Gottesman et al5 report a number of important observations. In this essentially healthy, community-based cohort who were, on average, 56 years old when baseline cognitive assessment was obtained, prehypertension or hypertension was present at baseline in 58% of white and 76% of African American study participants. Death was a major outcome related to having hypertension at the first evaluation, with fewer than 50% of individuals with SBP greater than 160 mm/Hg surviving to an average age of 76 years. Of those who survived and continued to participate in the study through the 5 visits over 20 years, there was a significant, albeit modest, association between baseline SBP and rate of cognitive decline, particularly in tasks mediated by attention, short-term memory, and retrieval. Moreover, when SBP was analyzed as a continuous measure, there was an inverse, linear relationship with rate of cognitive decline (ie, the higher the middle-life SBP, the greater the rate of decline). When adjusted for mortality, the effect size of hypertension on global cognitive performance was increased by nearly 70% (from −0.056 to −0.091 global cognitive z score units). The initial analyses excluded individuals who became demented over the course of the study, but secondary analyses that included demented individuals strengthened the relationship between SBP and rate of cognitive decline. Moreover, individuals receiving hypertension treatment had substantially slower rates of cognitive decline compared with those who were untreated, particularly among African American individuals. Consistent with other studies, there was no association between SBP level measured when patients were assessed at the 20-year follow-up and cognitive ability.

The authors conclude that lowering blood pressure is associated with reduced risk of negative cognitive consequences of hypertension and note that the duration of existing clinical trials may be too short to identify a subtle benefit of antihypertensive therapy on cognitive outcomes.
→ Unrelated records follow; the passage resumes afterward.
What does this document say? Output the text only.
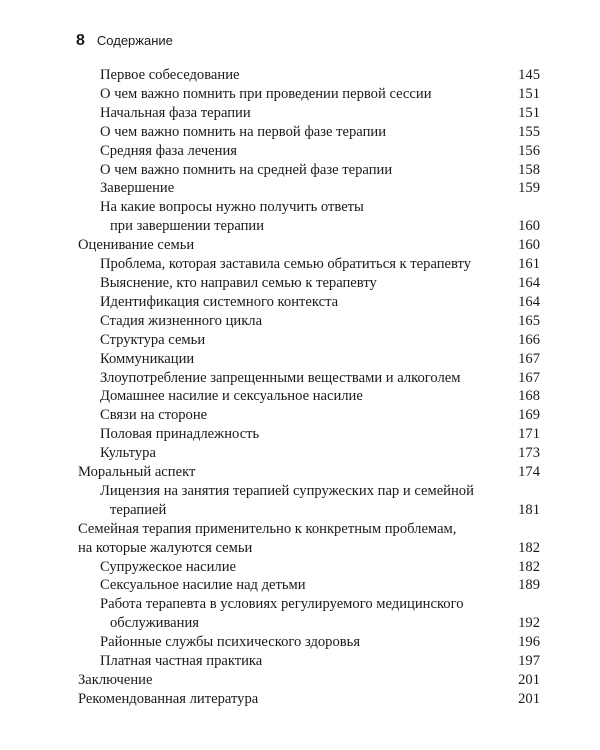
8 Содержание
Первое собеседование	145
О чем важно помнить при проведении первой сессии	151
Начальная фаза терапии	151
О чем важно помнить на первой фазе терапии	155
Средняя фаза лечения	156
О чем важно помнить на средней фазе терапии	158
Завершение	159
На какие вопросы нужно получить ответы
при завершении терапии	160
Оценивание семьи	160
Проблема, которая заставила семью обратиться к терапевту	161
Выяснение, кто направил семью к терапевту	164
Идентификация системного контекста	164
Стадия жизненного цикла	165
Структура семьи	166
Коммуникации	167
Злоупотребление запрещенными веществами и алкоголем	167
Домашнее насилие и сексуальное насилие	168
Связи на стороне	169
Половая принадлежность	171
Культура	173
Моральный аспект	174
Лицензия на занятия терапией супружеских пар и семейной
терапией	181
Семейная терапия применительно к конкретным проблемам,
на которые жалуются семьи	182
Супружеское насилие	182
Сексуальное насилие над детьми	189
Работа терапевта в условиях регулируемого медицинского
обслуживания	192
Районные службы психического здоровья	196
Платная частная практика	197
Заключение	201
Рекомендованная литература	201
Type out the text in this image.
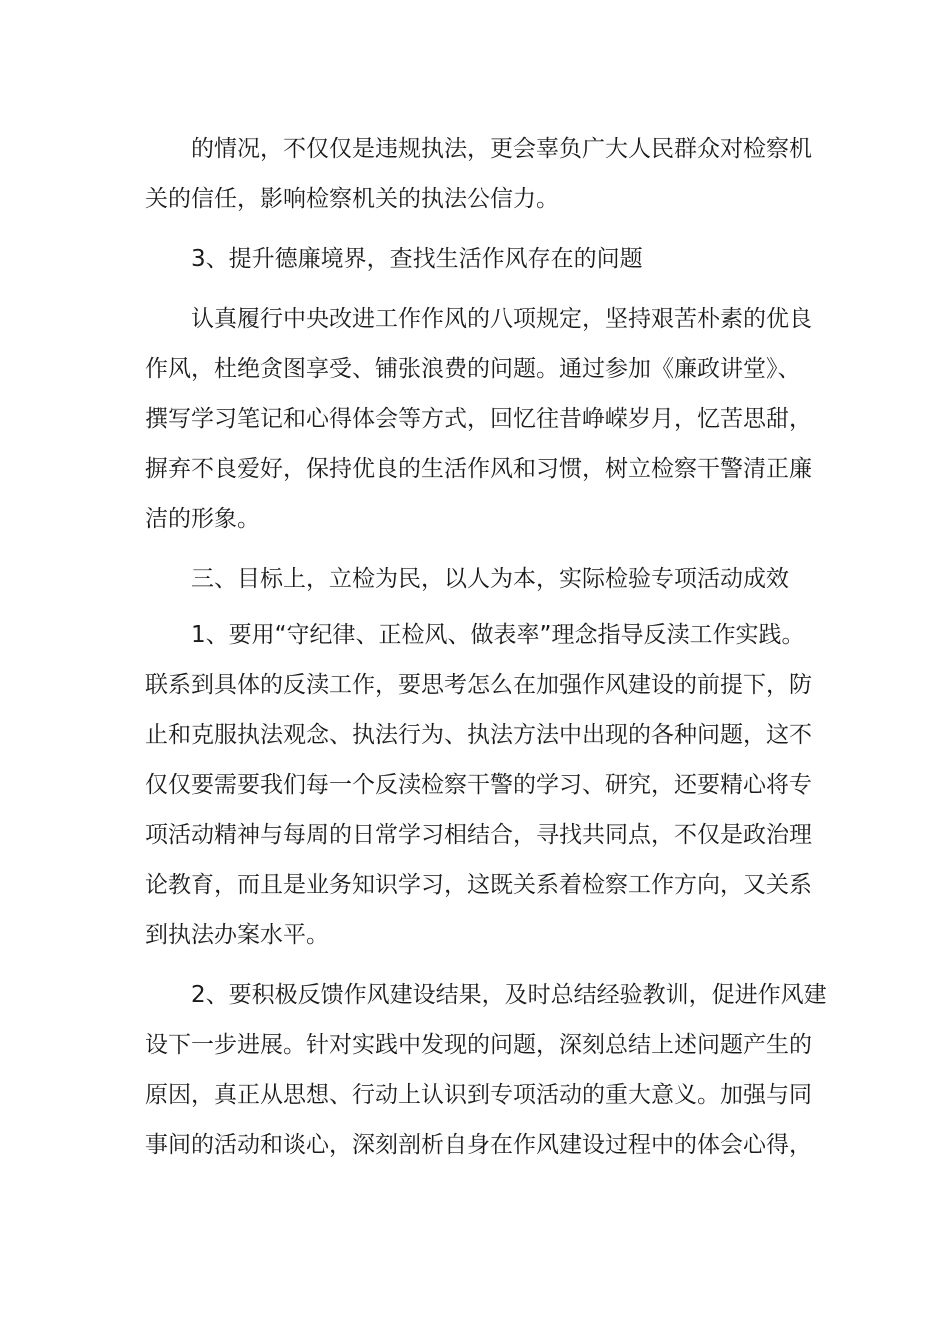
的情况，不仅仅是违规执法，更会辜负广大人民群众对检察机
关的信任，影响检察机关的执法公信力。
3、提升德廉境界，查找生活作风存在的问题
认真履行中央改进工作作风的八项规定，坚持艰苦朴素的优良
作风，杜绝贪图享受、铺张浪费的问题。通过参加《廉政讲堂》、
撰写学习笔记和心得体会等方式，回忆往昔峥嵘岁月，忆苦思甜，
摒弃不良爱好，保持优良的生活作风和习惯，树立检察干警清正廉
洁的形象。
三、目标上，立检为民，以人为本，实际检验专项活动成效
1、要用“守纪律、正检风、做表率”理念指导反渎工作实践。
联系到具体的反渎工作，要思考怎么在加强作风建设的前提下，防
止和克服执法观念、执法行为、执法方法中出现的各种问题，这不
仅仅要需要我们每一个反渎检察干警的学习、研究，还要精心将专
项活动精神与每周的日常学习相结合，寻找共同点，不仅是政治理
论教育，而且是业务知识学习，这既关系着检察工作方向，又关系
到执法办案水平。
2、要积极反馈作风建设结果，及时总结经验教训，促进作风建
设下一步进展。针对实践中发现的问题，深刻总结上述问题产生的
原因，真正从思想、行动上认识到专项活动的重大意义。加强与同
事间的活动和谈心，深刻剖析自身在作风建设过程中的体会心得，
However, as the authors further note, even subtle improvements in blood pressure control could have a large population effect that might further translate into reduced life-time risk for late-life dementia.

This study highlights the importance of blood pressure control but also emphasizes the need to begin treatment early in life. The proportion of people with hypertension receiving effective treatment is increasing.6 However, considerable numbers of people younger than 50 years who have hypertension are not getting diagnosed or treated appropriately. There needs to be greater awareness of the negative health effects of hypertension to younger patients as data from the Framingham Heart Study show that brain injury can occur before age 50 years7 from prehypertension and hypertension in addition to the cognitive findings found previously in ARIC.8 Treating hypertension in younger patients, therefore, will not only save lives but also improve the quality of life and may reduce dementia complications that occur later in life.